They entered the side door of the boarding-house. Cecil pulled Lee down beside him on the stair.
“Oh, Lee,” he said in a high falsetto, “we’re going to-morrow. And I hate to go away and leave you. I do! I do!”
“Going to-morrow!” gasped Lee, “and without me!” She burst into a storm of tears, and Cecil forgot his manly pride and wept too.
“I wish I were grown,” sobbed Cecil. “And I won’t be for years. I’ve got to finish at Eton, and then I’ve got to go to Oxford. I’m only fifteen and one month. I won’t be my own master for six years, and I won’t be through Oxford when I am. It takes so beastly long to educate a fellow. It may be eight years before I see you again.”

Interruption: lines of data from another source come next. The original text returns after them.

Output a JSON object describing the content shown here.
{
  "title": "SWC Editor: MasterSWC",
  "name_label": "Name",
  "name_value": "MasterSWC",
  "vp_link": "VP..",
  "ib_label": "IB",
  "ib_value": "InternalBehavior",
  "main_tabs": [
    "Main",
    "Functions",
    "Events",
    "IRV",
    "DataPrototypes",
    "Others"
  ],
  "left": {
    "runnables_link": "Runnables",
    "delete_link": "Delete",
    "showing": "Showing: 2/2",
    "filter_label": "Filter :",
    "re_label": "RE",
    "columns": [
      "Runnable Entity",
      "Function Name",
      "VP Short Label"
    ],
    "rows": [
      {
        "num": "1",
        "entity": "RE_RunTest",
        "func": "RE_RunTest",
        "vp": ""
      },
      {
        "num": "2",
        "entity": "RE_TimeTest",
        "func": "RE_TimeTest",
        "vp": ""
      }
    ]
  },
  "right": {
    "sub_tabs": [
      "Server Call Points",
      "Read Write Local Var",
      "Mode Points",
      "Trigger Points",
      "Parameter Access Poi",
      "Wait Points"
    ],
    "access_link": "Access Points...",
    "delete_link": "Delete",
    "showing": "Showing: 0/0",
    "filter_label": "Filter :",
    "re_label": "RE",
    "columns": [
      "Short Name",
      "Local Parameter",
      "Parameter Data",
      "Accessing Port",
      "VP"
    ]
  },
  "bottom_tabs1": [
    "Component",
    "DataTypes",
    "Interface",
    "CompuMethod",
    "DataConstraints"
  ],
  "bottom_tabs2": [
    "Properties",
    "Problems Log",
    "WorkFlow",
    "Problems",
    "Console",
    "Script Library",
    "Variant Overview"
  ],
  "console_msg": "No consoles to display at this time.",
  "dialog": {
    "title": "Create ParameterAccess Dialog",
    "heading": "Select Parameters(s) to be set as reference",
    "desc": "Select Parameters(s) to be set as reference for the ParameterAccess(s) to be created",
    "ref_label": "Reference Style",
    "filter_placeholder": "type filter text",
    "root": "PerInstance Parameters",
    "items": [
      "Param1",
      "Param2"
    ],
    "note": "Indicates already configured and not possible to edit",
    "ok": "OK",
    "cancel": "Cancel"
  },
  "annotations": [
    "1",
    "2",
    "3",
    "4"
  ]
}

“Eight years! I shall die. Why won’t he take me? I can pay for myself. Mrs. Hayne says I have eighty dollars a month. Don’t you think he’ll change his mind?”
“He won’t! he won’t!”
When Lee had wept herself dry, she adjusted herself to fate. “Well,” she said, with a heavy sigh, “we’ll write every week, won’t we?”
It was Cecil’s turn to be appalled. This was a phase of the tragedy that had not occurred to him.
“Oh, Lee,” he faltered, “I hate to write letters!”
“But you will?” she cried shrilly. “You will?”